Directed by Dagmawi Abebe
2020 | 19 minutes

Available on Amazon Video Direct in August

If you have never heard of Alice Ball before, that’s okay. By the end of The Ball Method’s 19 minutes, she’ll be someone that you won’t forget.

The film depicts the life of Ball (played by Kiersey Clemons) as she makes a breakthrough discovery for the treatment of leprosy in 1915. At 23 years old, she traveled to the Kalihi Hospital in Hawaii to aid assistant surgeon Harry Hollmann (played by Kyle Secor) in developing treatments for leprosy. The oil from the seeds of the chaulmoogra plant had been identified as a therapeutic option but a good technique for administration couldn’t be found. Enter Ball.

The film opens with an impressive amount of archive footage, setting the scene for the early 20th century. Those involved in set design and costume have done an impressive job as even the scientific equipment looks accurate for the time. Director Dagmawi Abebe, alongside development support from the Alfred P Sloan Foundation, has clearly applied a great deal of effort to ensuring the scientific and historic principles of the film are properly portrayed. Being drawn into the short film is easy as irritating inaccuracies are hard to find.

This film is not only interesting from a scientific perspective.
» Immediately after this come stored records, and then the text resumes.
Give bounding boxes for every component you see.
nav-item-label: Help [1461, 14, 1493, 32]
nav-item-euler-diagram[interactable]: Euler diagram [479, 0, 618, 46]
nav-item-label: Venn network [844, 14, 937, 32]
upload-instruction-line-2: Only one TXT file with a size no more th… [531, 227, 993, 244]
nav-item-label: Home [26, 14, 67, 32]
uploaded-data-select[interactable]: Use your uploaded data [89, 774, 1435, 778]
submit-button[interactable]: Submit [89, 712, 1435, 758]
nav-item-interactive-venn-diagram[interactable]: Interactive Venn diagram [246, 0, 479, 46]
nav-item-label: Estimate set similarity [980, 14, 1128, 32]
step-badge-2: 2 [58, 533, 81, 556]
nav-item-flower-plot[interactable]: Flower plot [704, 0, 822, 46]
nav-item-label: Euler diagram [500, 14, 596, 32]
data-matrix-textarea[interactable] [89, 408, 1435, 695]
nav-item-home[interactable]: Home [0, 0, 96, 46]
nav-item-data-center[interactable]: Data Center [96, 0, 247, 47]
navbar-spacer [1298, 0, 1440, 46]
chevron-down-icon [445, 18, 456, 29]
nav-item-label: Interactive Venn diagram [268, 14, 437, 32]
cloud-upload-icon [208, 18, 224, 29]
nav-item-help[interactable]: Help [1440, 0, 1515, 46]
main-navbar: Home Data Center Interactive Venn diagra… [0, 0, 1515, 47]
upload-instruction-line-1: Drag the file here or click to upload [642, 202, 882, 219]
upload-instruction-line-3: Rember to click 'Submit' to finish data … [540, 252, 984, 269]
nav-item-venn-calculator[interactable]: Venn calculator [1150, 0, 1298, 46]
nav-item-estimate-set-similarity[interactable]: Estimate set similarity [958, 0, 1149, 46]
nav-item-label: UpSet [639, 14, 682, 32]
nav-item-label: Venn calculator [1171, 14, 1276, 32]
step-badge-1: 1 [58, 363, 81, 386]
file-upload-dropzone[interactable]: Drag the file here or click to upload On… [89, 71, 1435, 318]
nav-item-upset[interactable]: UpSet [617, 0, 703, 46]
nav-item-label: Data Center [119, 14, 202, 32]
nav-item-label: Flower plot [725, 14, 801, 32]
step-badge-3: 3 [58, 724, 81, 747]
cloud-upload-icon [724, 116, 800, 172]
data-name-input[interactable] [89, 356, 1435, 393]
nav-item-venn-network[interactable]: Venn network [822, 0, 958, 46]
Ball’s life was difficult. She was a young African American woman in 1915 who was trying to pursue a career in academia. Through Abebe’s lens, the viewer bears witness to the racism that Ball is subjected to, both from her superiors and her students. These subversive acts of racism and sexism, which still are much too common today, can make for difficult viewing, especially for those who are aware of how her story ends. Clemons plays Alice well, quietly showing a wealth of inner strength in opposition to these challenges.

Ball’s work wasn’t properly recognised until 2000, over 80 years after her vital contributions. She was clearly an incredible scientist ­and this film helps a general audience appreciate that.

The Ball Method is an interesting and entertaining short film. I really enjoyed watching it and would highly recommend it, both to scientists and non-scientists.